Opinion: Is panic in the air?
Consultant Peter Backman looks at the different reactions as we exit lockdown...
Something is afoot. And, to me, that something seems pretty close to panic. When the super-logical chancellor of Germany makes a dramatic u-turn about imposing an Easter lockdown and acknowledges total guilt. When the French government forbids a vaccine to be given to the elderly and then shortly afterwards permits it only for the over 55s but no younger. When the Italian government holds up vaccine deliveries to Australia while still holding unused portions for its own population. That smells of panic.
This panic is potentially a disaster – for those who will die, for the health services who will have to cope with the outcomes, and for their impacts on the affected economies. But it seems to me that panic is also inappropriate because there is light at the end of the tunnel, a glow on the horizon. Call it what you like, but optimism is spreading among the public and businesses.
This is certainly true for the UK (and for other countries too, just ask the US or Israel). Nevertheless, there are risks for us. What happens if the numbers of cases, of hospitalisations, of deaths don’t come down? Or they don’t stay down? The latest figures for cases of covid in the UK have fallen dramatically since January, but are showing (at the time of writing) worrying signs of plateauing at levels seen in early October (will they rise?). What happens if some (or worse, all) vaccines don’t work as they are supposed to – perhaps their effects wear off more quickly than it is reasonable to generate new supplies? What happens if supply issues become even more serious? Or a new mutant starts the whole miserable process all over again?

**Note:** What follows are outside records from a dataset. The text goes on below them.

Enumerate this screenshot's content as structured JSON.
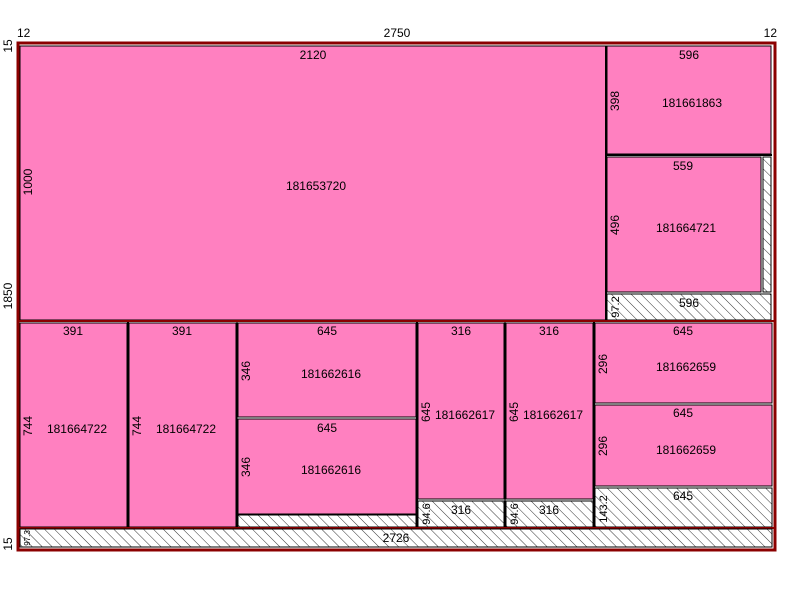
{
  "colors": {
    "part_fill": "#ff80c0",
    "waste_fill": "#ffffff",
    "hatch": "#000000",
    "sheet_border": "#8b0000",
    "part_border": "#000000"
  },
  "sheet": {
    "width_label": "2750",
    "height_label": "1850",
    "trim_left": "12",
    "trim_right": "12",
    "trim_top": "15",
    "trim_bottom": "15"
  },
  "pieces": {
    "p1": {
      "id": "181653720",
      "w": "2120",
      "h": "1000"
    },
    "p2": {
      "id": "181661863",
      "w": "596",
      "h": "398"
    },
    "p3": {
      "id": "181664721",
      "w": "559",
      "h": "496"
    },
    "w1": {
      "w": "596",
      "h": "97.2"
    },
    "p4": {
      "id": "181664722",
      "w": "391",
      "h": "744"
    },
    "p5": {
      "id": "181664722",
      "w": "391",
      "h": "744"
    },
    "p6": {
      "id": "181662616",
      "w": "645",
      "h": "346"
    },
    "p7": {
      "id": "181662616",
      "w": "645",
      "h": "346"
    },
    "p8": {
      "id": "181662617",
      "w": "316",
      "h": "645"
    },
    "w2": {
      "w": "316",
      "h": "94.6"
    },
    "p9": {
      "id": "181662617",
      "w": "316",
      "h": "645"
    },
    "w3": {
      "w": "316",
      "h": "94.6"
    },
    "p10": {
      "id": "181662659",
      "w": "645",
      "h": "296"
    },
    "p11": {
      "id": "181662659",
      "w": "645",
      "h": "296"
    },
    "w4": {
      "w": "645",
      "h": "143.2"
    },
    "w5": {
      "w": "2726",
      "h": "97.3"
    }
  }
}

No doubt it can be argued that the likelihood is small that these scenarios will play out (or that if they exist, their outcomes are limited). But wise businesses would plan for them to arise. Right now, the foodservice sector (and, indeed, the wider hospitality sector) is in full planning mode – planning for partial reopening in mid-April and full reopening in mid-May (with social distancing to be removed in the last week in June). In my experience, plans are being made on the basis of what you could call ‘reasonable’ optimism, which in reality means ‘full-on’ optimism. If downsides are perceived, they are included with a shrug: we’ll worry about that when it arises. But is that enough?
Prudent businesses should be including something going wrong in their plans. For example, what to do if there is a lockdown in June or September? Given the risks, these are possibilities. They may be small – but if they exist, they should be given some attention. I hope plans for action in unlikely events prove to be totally unnecessary. But that doesn’t mean that it’s possible to ignore them – and that they shouldn’t be allowed for.